_____ Makes Right?
Asked during Sunday's pageant in Las Vegas whether healthcare was a privilege or a right, Miss McCullough said: "I'm definitely going to say it's a privilege."Welcome to a divide between different interpretations of how the world around us works. "The new Miss USA beauty pageant winner has sparked controversy by declaring that healthcare was a 'privilege', not a right," for the simple reason that when most of people ask the question, they have a particular way of viewing the world in mind.
She added: "As a government employee, I'm granted healthcare and I see first hand that for one to have healthcare, you need to have jobs.
"We need to continue to cultivate this environment that we're given the opportunity to have healthcare as well as jobs to all American citizens worldwide."
Miss USA Kara McCullough criticised for saying healthcare a 'privilege'
Let's consider the case of Jack. Jack doesn't have access to anything other than charity care for some reason or the other. And there are many people, millions of them in fact, in Jack's position in the United States alone. Now, you can look at this in one of a few different ways, but let's start with two of them: You can say that Jack has a right to health care, and that right is being violated. Or, you could say that Jack clearly doesn't have a right to health care, considering the number of people in the same boat as he is. And this isn't necessarily an ideological or political difference. Rather it's a matter of how one understands something to become a "right."
For many people in the United States, rights are a simple matter of realizing them to exist. They were always there, regardless of any other considerations, but a person may or may not recognize them. We can call this a Natural Law approach. A vegan might say that animals have the right to lives that are not ended prematurely in order for them to be butchered for human consumption. And as far as they are concerned that right has always existed - it is, after a fashion, a fact of nature. People may not have had the resources, or been enlightened enough to respect that right, but the right was there, and animals killed to be food had their rights violated, as Natural Law endowed them with those rights. But if you look at rights as deriving from the existence of actions taken to protect that right, you can have a different perspective. It's perfectly normal to raise animals (generally speaking) for no other reason than to kill them for food. We may not always like the way people go about that, but it's a common practice and the people who seek to do something about it are few and far enough between that they aren't making much headway. We can call this a Human Action approach. And from this perspective, you would be hard pressed to understand that animals have a right not to be eaten by humans. (Note that there are more viewpoints than this - one could say that rights are created by declaration, whether or not they are backed up by actions, for instance.)

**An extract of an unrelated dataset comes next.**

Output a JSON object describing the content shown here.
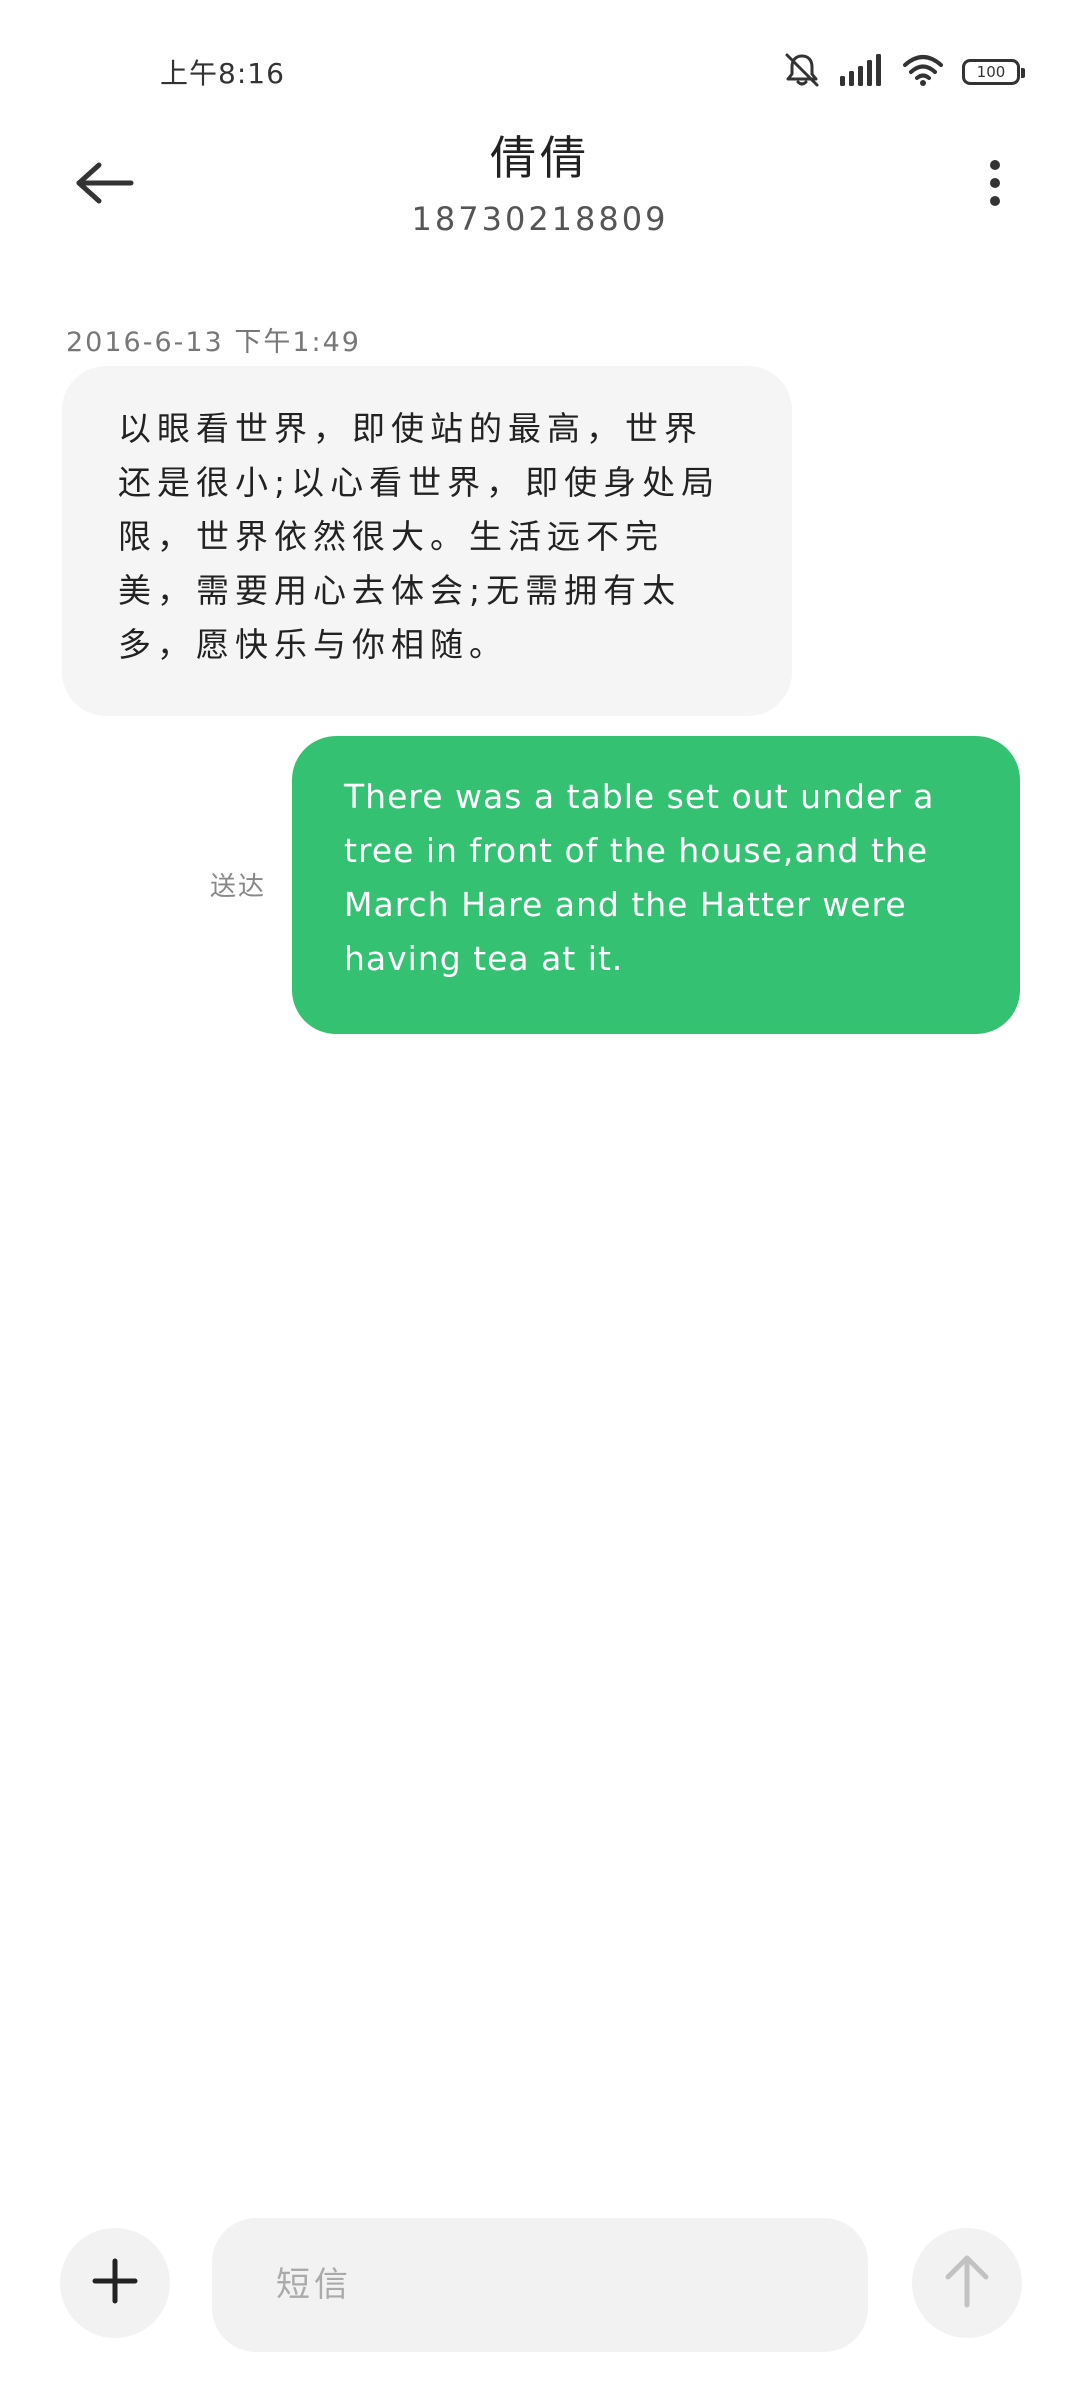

And because these two understandings of rights are mutually exclusive, the fact that they use the same language becomes grist for confusion. Or bitterness, as the case may be. People have a tendency to hear words as if they themselves, rather than the actual speaker, had spoken them. And so when Miss McCullough stated that she considered healthcare a privilege, people didn't bother to consider the context in which she'd made that statement, which to me is rooted in the idea that rights are defined by actions and the facts on the ground. But, as one might suspect, we don't have a right to be understood.